Еще горячо, сказал он, пусть остывает. Тира сказала, что в Миннесоте это летняя температура, а здесь все мерзнут. Словно соглашаясь, старик обхватил ладонями стакан, сберегая тепло. Каким хрупким он выглядит, думала Тира, вспомнив, как в прошлый раз они сидели лицом к лицу. Свидетельства истории покрывают его тело, груз прожитых лет сутулит плечи, однако сегодня он какой-то просветленный. В свою очередь, Тира показалась Старому Музыканту совершенно изменившейся – более уверенной после своих поездок. Не успел он толком настроиться на ожидание в зале для церемоний, как она вошла и опустилась на соломенную циновку справа от него, чтобы старик мог ее видеть хорошим глазом. Чаннара, задохнулся он. В традиционной одежде Тира была копией своей матери. Длинная юбка цвета тамаринда и кремовая блузка в стиле шестидесятых, подчеркивавшая ее стройность, говорили о предпочтении классической простоты и унаследованной элегантности. Тира приветствовала его традиционным сампеа, и Старый Музыкант на мгновенье увидел Сохона – тот же взгляд, пристальный и в то же время пытливый. Вспомнилась несгибаемая воля Сохона и тот крохотный проблеск света, который он забрал с собой, навсегда закрыв глаза.

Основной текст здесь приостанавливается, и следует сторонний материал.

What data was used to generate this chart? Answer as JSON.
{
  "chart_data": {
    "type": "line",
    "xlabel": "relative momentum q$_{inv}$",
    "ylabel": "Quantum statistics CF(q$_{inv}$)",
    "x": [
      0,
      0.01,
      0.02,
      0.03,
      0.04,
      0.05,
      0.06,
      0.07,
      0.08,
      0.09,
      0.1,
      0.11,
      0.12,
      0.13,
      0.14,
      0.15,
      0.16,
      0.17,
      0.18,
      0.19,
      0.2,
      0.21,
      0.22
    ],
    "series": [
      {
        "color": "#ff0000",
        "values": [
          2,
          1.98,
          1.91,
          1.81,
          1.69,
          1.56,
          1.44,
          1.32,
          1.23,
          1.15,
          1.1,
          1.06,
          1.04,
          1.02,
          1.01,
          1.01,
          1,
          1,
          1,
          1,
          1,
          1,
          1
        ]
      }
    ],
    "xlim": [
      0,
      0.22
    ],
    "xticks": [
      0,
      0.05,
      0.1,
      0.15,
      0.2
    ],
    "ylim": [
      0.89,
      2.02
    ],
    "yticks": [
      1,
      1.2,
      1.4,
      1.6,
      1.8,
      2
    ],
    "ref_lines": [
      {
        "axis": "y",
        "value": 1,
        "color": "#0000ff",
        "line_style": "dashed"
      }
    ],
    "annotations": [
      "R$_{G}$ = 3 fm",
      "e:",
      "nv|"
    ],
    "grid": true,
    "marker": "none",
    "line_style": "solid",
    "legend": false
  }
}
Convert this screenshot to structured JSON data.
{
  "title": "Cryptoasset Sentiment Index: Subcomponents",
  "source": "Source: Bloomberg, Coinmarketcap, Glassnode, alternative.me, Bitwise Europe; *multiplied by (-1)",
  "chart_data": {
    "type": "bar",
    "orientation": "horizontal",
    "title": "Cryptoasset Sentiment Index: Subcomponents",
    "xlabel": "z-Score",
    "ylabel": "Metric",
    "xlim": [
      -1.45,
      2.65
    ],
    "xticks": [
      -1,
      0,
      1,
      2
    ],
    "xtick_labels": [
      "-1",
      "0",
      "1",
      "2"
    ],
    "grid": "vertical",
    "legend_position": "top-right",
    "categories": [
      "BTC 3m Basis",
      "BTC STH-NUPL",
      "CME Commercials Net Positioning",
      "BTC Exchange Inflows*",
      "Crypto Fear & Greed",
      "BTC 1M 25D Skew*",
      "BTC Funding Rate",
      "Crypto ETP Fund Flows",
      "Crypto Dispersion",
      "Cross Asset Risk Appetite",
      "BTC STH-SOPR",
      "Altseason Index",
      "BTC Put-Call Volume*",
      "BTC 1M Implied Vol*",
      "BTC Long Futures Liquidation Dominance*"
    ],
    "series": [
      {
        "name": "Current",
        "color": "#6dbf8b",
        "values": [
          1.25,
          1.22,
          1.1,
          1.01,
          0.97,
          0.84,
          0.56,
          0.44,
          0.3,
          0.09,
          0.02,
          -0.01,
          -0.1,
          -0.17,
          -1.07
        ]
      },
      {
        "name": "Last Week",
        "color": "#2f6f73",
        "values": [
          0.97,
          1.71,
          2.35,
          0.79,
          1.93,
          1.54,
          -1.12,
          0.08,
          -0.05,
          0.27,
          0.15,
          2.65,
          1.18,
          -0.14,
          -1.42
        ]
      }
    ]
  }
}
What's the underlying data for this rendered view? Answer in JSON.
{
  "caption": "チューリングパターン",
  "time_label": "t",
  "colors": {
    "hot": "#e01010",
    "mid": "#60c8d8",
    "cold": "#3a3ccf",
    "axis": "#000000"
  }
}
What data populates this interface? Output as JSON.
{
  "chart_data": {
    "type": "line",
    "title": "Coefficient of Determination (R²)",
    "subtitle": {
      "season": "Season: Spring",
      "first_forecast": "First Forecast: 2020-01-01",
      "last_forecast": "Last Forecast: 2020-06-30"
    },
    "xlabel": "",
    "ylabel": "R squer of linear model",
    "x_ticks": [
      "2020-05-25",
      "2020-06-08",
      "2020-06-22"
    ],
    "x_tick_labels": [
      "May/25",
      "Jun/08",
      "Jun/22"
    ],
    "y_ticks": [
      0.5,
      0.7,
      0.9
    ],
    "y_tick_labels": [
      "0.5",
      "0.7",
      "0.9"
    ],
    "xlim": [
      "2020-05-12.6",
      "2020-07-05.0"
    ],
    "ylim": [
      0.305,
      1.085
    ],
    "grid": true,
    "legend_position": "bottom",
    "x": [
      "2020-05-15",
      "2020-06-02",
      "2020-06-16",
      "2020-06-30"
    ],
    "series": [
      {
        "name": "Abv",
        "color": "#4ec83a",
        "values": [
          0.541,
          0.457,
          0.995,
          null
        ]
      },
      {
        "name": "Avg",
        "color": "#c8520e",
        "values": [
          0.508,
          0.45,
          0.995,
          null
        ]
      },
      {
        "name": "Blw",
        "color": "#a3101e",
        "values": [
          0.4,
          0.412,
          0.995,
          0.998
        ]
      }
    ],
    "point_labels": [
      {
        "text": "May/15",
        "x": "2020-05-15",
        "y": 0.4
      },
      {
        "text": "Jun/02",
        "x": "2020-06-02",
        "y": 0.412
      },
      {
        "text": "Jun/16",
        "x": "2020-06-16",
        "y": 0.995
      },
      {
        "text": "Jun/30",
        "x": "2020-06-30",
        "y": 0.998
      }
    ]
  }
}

Теперь он живет в ней, этот пронзительный свет, и проступает, когда Тира начинает говорить. Точно повернулся прожектор маяка, разогнав тени и мрак. На мгновение Старому Музыканту показалось, что зрение стало прежним и мир вокруг перестал рябить и путаться. Он слушал без слов, без движения. Он мог бы слушать ее целую вечность.
– Нарунн передает привет, – сказала Тира, как всегда розовея при имени доктора. Она вся так и светилась от тайного счастья. – Он покупает участок на Чрой Чангвар, уже давно собирался, но до сегодняшнего дня не было особых причин… Он хочет строить дом. – Ее голос зазвенел от волнения и радости. – Он сейчас там – подписывает контракт и еще раз осматривает участок. Ла тоже с ним. Они неразлучны, – при этих словах девушка расцвела.